$g(x)$ is continuous on $\mathbb{R}$ st $g(x)=g(x^2)$. Prove that $g(x)$ is constant.

My phrasing would be as follows:

Since $g(x)=g(x^2)$ for any $x$, given $x_0\ne 0$, we have that $$g(x_0)=g(x_0^2)=g((-x_0)^2)=g(-x_0),$$ so it suffices to consider $x_0>0$. In this case we have $$g(x_0)=g(x_0^{1/2})=g(x_0^{1/2})=g(x_0^{1/4})=\cdots =g(x_0^{1/2^n})=\cdots$$ Given an $\epsilon>0$, there is a $\delta$ so that $x\in (1-\delta,1+\delta)$ implies $|g(x)-g(1)|<\epsilon$. In particular, since we can choose a high enough $n$ so that $x_0^{1/{2^n}}\in (0,\delta)$, so $g(x_0)=g(1)$. So $g$ is constant on $\mathbb{R}\setminus \{0\}$, from which we easily obtain by continuity that $g$ is constant on $\mathbb{R}$.

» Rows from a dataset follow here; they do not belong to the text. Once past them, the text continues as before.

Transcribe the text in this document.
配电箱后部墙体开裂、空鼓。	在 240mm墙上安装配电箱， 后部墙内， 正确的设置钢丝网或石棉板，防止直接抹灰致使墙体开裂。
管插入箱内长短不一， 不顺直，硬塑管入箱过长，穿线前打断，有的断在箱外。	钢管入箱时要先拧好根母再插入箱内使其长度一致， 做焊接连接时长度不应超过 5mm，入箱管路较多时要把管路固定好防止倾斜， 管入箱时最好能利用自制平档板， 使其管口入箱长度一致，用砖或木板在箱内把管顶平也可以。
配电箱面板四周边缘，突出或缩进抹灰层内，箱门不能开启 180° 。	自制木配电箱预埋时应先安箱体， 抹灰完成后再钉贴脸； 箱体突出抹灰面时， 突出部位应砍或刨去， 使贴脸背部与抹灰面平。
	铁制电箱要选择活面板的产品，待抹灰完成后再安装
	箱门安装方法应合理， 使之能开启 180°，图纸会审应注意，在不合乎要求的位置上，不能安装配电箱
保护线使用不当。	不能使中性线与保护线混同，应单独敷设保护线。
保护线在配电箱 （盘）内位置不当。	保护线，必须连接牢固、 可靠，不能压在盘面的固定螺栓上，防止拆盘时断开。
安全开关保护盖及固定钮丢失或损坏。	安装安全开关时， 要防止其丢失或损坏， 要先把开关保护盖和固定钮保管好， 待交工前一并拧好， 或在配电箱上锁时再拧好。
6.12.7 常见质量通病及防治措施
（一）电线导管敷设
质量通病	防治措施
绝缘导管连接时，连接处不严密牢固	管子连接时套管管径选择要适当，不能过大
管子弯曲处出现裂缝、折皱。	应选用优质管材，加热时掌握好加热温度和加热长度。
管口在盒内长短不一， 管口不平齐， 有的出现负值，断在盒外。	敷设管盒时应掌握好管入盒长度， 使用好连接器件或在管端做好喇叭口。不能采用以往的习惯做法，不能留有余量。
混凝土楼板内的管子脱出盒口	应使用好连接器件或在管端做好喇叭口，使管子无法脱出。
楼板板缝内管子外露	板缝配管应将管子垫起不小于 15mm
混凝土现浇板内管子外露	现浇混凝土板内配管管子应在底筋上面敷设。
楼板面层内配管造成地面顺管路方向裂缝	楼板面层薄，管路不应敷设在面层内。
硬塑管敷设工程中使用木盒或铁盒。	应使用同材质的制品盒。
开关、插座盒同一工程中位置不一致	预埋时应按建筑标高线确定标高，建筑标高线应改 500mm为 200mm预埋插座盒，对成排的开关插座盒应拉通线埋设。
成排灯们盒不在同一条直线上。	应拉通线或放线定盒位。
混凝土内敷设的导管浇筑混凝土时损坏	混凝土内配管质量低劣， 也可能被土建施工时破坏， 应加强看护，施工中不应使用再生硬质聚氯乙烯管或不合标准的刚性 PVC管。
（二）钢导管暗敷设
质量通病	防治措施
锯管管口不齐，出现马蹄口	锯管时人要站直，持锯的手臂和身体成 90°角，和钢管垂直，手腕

The proof is essentially correct, but a bit too brief. The part "$g(x)=g(1)$ for all $x=0$" is written nicely. For $x<0$, I would write instead: $g(x)=g(x^2)=g(1)$, where the second equality holds since $x^2>0$. And as Jean Claude Arbaut added, the proof should conclude with $g(0)=\lim_{x\to 0}g(x) = g(1)$.